En 2000, le gouvernement a fait passer une loi qui restreint la collecte de ressources forestières dans toutes les forêts gouvernementales. La législation exige des Kenyans qu’ils obtiennent la permission des autorités locales avant de couper tout arbre dans leur ferme. Mais Sang’ n’a plus à s’inquiéter des gardes forestiers en charge de faire respecter cette interdiction. Elle ne s’applique pas au bambou puisque cette plante est classifiée comme une herbe géante.

Le Kenya Forestry Research Institute (KEFRI) a étudié les opportunités offertes par les produits autres que le bois, et la possibilité qu’ils réduisent le stress imposé aux forêts. Gordon Sigu est un scientifique chercheur travaillant à l’institut. Il dit: « Nos recherches ont montré que l’herbe (…) peut compléter la demande croissante pour le bois, sur le plan national et au-delà. » Il dit que le bambou pousse très vite et que les agriculteurs n’ont pas besoin d’un grand lopin de terre pour le cultiver.

Joshua Cheboiywo est le directeur régional du KEFRI dans la Vallée du Rift. D’après lui, le pays a la capacité de générer presque 25 millions de tiges de bambou par année, sans utiliser une quantité excessive des ressources nationales d’eau. Beaucoup de bambou est actuellement perdu parce que peu de gens reconnaissent sa valeur commerciale.
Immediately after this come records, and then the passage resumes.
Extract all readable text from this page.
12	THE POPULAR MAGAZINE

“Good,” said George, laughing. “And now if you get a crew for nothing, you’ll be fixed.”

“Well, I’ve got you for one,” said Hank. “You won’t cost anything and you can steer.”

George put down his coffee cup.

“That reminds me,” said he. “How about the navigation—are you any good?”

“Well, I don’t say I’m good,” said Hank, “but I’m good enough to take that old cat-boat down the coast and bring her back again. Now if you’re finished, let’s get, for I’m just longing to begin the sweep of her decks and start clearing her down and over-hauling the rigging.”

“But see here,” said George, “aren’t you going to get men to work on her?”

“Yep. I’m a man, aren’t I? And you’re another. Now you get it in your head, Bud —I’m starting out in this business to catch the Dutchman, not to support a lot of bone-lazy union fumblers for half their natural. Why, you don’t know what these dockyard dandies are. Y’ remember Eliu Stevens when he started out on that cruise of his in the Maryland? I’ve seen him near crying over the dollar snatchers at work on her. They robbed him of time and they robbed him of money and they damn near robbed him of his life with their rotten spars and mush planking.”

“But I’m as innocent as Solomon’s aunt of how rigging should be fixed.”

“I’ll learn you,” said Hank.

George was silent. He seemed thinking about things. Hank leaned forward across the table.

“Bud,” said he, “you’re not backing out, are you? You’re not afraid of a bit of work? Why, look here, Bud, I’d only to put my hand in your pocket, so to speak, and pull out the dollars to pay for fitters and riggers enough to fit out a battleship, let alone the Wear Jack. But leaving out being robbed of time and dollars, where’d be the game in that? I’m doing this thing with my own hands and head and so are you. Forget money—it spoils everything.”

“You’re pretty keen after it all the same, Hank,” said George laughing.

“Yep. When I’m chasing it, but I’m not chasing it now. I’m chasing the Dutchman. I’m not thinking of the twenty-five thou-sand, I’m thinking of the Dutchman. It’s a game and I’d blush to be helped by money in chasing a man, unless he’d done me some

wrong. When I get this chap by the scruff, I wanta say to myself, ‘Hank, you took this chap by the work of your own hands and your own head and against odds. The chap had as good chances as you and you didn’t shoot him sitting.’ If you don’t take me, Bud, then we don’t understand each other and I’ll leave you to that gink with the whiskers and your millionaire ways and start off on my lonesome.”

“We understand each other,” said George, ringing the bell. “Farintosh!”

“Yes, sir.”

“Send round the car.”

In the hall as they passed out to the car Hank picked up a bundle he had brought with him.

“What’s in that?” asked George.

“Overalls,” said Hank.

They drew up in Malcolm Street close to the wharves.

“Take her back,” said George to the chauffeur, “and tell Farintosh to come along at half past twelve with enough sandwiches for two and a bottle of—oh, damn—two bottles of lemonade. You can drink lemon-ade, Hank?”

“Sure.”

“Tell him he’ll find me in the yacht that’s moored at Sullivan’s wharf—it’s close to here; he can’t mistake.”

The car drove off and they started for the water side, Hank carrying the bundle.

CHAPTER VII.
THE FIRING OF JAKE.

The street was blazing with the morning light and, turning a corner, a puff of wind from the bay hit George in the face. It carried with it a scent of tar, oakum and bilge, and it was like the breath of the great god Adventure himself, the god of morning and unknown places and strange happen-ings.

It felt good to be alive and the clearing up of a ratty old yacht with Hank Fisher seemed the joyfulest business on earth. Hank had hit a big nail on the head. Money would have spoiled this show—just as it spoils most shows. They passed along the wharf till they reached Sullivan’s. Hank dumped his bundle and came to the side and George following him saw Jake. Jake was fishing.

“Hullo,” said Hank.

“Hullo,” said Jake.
Cette initiative crée des avantages économiques pour les déplacés internes. Mais le gouvernement espère que l’utilisation de bambou comme une ressource alternative au bois, en plus de l’application de l’interdiction de couper du bois dans le complexe de Mau, aidera le pays à atteindre son objectif d’accroître la surface boisée de 10 pour cent dans les 30 prochaines années.